Dr. Elizabeth Marshall recently caught a few minutes of “The Brady Bunch.”
When the TV series premiered in 1969, she was nearly the same age her seventh-grader, Berit, is today. Seeing the Brady kids’ outfits through the eyes of a mother, Marshall now notices “the skirts were short, but everything else was fairly modest.”
The Everett doctor isn’t a TV buff. She invoked “The Brady Bunch” when asked whether styles have really changed all that much since she and I were teens in miniskirts. Marshall is 49.
Modest style show
Real Beauty, a style show of modest-yet-fun clothing for teen girls, will be held from 3 to 5 p.m. Sunday at North Middle School, 2514 Rainier Ave., Everett. The event is sponsored by WyldLife, Young Life ministrys program for middle school students. Tickets are $10 at the door. For information, call 425-339-8047. |
“Kids are definitely growing up faster now. I’m trying to reverse a trend,” said Marshall, an Everett Clinic physician with specialties in family practice, internal medicine and pediatrics.
She and her husband, Dr. Timothy Reisenauer, have two daughters, Berit, 13, and Emma, 10. These days, skimpy camisoles pass for shirts. Glossy magazines are filled with celebrities flaunting low-slung jeans. It’s a challenge to find appropriate clothes for young girls.
Marshall is troubled that society has normalized the sexuality of very young girls. The issue of styles that are provocative and too mature goes beyond fashion. “It’s about who these girls are going to be,” Marshall said. “They’re beautiful human beings.”
With a goal of showing that beauty without revealing too much skin, Marshall has organized a fashion show of modest styles for girls. It’s from 3 to 5 p.m. Sunday at North Middle School in Everett. Admission is $10.
Marshall leads a Wyldlife group at North Middle School, which Berit attends. Wyldlife is the Young Life ministry’s program for middle school students. Wyldlife girls and boys meet every other Friday night for fun and to share their Christian faith.
In Sunday’s show, seventh-grade girls will model clothes provided by the Alderwood mall JC Penney store. There are outfits for four seasons, and prom dresses, although a prom is a few years away for these girls.
Fathers, who’ll wear tuxedos, have been recruited to escort prom models. Marshall hopes to give the girls a glimpse of how it feels to be beautifully but respectably dressed.
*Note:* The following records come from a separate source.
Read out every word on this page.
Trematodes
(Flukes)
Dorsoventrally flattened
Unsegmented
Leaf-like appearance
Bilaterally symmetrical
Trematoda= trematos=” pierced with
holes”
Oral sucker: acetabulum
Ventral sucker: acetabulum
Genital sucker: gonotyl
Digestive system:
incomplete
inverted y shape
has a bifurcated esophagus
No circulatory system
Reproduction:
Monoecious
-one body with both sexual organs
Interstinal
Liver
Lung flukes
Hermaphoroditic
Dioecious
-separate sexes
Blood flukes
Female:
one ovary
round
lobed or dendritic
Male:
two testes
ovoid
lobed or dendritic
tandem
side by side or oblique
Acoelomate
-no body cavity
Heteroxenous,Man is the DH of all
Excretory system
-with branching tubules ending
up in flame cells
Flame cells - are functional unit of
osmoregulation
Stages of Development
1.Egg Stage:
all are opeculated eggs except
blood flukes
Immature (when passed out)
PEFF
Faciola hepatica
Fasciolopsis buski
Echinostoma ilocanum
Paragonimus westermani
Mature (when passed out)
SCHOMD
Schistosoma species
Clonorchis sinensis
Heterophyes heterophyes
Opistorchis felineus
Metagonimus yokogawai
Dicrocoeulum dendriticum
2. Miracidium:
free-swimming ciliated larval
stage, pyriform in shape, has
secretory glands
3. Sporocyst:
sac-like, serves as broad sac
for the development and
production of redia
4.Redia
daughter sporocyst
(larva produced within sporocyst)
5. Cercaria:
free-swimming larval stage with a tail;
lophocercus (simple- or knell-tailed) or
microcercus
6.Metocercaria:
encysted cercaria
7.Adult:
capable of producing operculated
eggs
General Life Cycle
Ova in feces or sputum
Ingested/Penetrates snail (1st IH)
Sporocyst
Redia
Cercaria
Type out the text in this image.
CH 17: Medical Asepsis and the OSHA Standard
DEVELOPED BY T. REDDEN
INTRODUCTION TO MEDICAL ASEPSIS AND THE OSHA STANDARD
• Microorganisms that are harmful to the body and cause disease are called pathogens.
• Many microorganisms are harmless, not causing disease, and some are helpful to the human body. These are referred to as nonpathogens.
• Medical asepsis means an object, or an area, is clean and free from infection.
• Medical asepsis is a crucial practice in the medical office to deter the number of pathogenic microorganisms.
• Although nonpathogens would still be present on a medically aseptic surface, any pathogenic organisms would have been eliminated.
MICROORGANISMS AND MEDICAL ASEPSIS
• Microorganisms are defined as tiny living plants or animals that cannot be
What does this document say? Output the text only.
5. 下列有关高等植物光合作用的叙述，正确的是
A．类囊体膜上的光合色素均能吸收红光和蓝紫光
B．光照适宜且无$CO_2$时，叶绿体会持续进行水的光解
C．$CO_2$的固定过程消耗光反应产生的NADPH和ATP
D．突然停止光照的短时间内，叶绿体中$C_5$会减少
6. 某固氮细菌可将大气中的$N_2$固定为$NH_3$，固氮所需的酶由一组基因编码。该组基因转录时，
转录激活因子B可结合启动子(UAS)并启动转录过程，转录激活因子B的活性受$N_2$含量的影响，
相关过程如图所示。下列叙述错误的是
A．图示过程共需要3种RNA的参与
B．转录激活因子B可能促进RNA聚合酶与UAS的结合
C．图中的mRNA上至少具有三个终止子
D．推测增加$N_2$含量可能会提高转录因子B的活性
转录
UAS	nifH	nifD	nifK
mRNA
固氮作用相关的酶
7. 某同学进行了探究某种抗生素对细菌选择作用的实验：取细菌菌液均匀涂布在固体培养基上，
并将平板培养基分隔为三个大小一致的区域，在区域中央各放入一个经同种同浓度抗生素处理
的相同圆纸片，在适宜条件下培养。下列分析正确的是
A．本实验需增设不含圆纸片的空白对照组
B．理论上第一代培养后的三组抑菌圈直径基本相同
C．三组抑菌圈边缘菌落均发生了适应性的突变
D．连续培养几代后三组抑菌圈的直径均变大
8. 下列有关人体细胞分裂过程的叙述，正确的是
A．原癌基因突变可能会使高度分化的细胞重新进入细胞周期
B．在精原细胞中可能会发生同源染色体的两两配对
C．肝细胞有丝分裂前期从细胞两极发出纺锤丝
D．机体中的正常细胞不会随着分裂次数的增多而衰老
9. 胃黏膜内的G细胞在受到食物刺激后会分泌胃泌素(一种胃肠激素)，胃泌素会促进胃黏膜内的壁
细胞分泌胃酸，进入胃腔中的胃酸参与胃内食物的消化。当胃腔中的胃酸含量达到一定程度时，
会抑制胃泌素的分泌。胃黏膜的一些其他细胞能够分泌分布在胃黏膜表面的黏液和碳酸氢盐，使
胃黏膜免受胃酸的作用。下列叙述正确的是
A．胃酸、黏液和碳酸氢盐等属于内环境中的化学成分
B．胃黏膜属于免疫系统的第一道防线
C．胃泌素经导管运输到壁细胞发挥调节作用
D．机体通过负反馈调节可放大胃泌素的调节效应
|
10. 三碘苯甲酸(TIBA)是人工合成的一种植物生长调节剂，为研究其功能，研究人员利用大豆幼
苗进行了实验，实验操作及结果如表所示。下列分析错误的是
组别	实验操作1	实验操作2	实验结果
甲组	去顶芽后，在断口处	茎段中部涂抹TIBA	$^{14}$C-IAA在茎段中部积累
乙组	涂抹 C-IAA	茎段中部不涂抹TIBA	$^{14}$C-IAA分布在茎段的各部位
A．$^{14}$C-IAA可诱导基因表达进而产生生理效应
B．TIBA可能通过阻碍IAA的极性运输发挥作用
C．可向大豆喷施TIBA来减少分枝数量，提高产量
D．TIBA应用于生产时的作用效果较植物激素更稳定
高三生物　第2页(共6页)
“Many girls in society want male attention so badly,” she said. With fashion ads and a celebrity culture marketing women as sex objects, Marshall said, girls confuse the love they eventually want with the blatant sexuality of pop culture.
“Girls don’t know the difference,” Marshall said. In her view, revealing styles can sometimes unwittingly lead girls toward dangerous choices, and far from their goals and true selves.
Girls in her Wyldlife group don’t disagree.
“Sometimes I’ll go into a store and find nothing to buy but low-cut or tight things,” said Ashley Ogorsolka, 13, a seventh-grader at North. “I want to project an image of myself. I want people to respect me.” At the same time, Ashley said, she doesn’t like wearing “turtlenecks, and jeans that go up to my belly button.”
“I think the media has a lot of influence,” said Emily Harrison, 13, another North seventh-grader. “Some things, my mom won’t let me wear. We were just shopping for jeans. It took two hours to find jeans that fit.”
Hannah Larson, another 13-year-old at North, said she has figured out which stores have appropriate styles. She appreciates Marshall’s focus on girls’ goals. “I want to stay in school and be a teacher,” Hannah said.
Another North Wyldlife member, 13-year-old Mallory Malone, said some girls feel pressured by trends. “Girls wear tight pants and belly-button shirts because people would be mean to them if they wore what they like to wear,” she said.
Marshall’s daughter, Berit, attended a modest style show in Bellevue this spring sponsored by Challenge Club, a Catholic girls’ group. In 2004, 11-year-old Ella Gunderson of Redmond, a Challenge Club member, gained national attention with her letter to Nordstrom requesting clothes that aren’t so revealing.
“Sometimes I’ll think something is cute – cute if it had a top over it,” Berit said. It bothers her how popularity is tied to what a girl wears. “It shouldn’t be that you’re popular because you have all the cool clothes,” she said.
Berit takes to heart age-old wisdom that never goes out of style. What counts is on the inside. “Outer appearance shouldn’t matter,” she said.
Asked how she knows an outfit is appropriate, Berit offered a foolproof test: “Ask your dad.”